You are very honest in this book about your experience growing up on Kaua‘i—and much of it wasn’t very positive. What was the response from the people you wrote about?

If I were doing it again, I would have changed everyone’s names and here’s why: You just don’t know how big it’s going to be, and for me, this book is big. It’s making up a fourth of my income. It’s never dropped in rankings since it came out, and it’s picking up even more. It’s my dream for this to become a classic of Hawai‘i literature, that it’s persistent, that it’s a thread in the tapestry of Hawai‘i. That was my dream and it’s happening. So far, it’s 99% positive things and 1% negative. People were hurt they weren’t mentioned, people picked it apart, I got “auntie lectures” … I softened things at times out of sensitivity to others. Changing more names would have helped me be braver and bolder.
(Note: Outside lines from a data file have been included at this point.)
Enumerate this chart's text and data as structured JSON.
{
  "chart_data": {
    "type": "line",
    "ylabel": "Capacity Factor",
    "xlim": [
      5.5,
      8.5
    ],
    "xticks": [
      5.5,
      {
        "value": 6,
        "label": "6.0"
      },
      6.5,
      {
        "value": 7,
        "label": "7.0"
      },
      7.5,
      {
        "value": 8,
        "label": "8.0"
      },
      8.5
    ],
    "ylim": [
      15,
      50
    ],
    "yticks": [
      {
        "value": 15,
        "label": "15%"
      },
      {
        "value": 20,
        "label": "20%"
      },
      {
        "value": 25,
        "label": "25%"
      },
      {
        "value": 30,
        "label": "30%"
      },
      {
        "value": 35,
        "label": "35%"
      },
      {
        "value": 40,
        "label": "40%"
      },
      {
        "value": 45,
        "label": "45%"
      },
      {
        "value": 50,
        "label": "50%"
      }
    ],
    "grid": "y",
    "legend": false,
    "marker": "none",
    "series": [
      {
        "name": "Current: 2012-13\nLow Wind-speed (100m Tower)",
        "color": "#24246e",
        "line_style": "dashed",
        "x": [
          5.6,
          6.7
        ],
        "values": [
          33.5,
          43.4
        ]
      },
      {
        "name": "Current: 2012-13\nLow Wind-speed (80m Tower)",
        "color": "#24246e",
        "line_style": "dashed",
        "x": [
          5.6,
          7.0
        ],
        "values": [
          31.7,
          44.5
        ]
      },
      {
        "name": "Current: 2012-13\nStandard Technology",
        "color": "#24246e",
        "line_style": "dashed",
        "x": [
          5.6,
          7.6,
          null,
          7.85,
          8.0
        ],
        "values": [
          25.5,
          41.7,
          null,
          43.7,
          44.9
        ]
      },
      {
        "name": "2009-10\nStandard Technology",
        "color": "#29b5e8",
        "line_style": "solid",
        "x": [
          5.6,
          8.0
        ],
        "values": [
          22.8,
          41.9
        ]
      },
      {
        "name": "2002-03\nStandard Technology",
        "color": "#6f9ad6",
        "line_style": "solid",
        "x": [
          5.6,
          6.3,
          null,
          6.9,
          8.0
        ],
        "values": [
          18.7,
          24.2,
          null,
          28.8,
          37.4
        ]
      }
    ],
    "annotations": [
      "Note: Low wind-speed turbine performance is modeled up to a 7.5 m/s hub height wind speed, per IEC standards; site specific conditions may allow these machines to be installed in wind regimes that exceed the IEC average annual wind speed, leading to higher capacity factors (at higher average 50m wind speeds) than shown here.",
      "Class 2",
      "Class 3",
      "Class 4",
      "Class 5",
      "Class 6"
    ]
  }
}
How has the book been transformative for you—as a person, as a writer?

The positive response to the book has been humbling. There is strength in vulnerability and in standing naked before the world. I would never have known that if I hadn’t chosen this path. The hardest thing to share has been the racial bullying I experienced as a haole growing up in Hawai‘i. I was heavily socialized never to talk about it. This much is clear: Racism is ugly no matter what reason or group it happens to.

When you’re not writing, what are you doing?

I walk the beach when I’m on Maui and I walk the beaches here in Northern California, picking up sea glass and abalone shells. I have a little dog—a Pom mix. I named him Koa because his fur looks like koa wood—and he’s a wonderful beach-walking companion.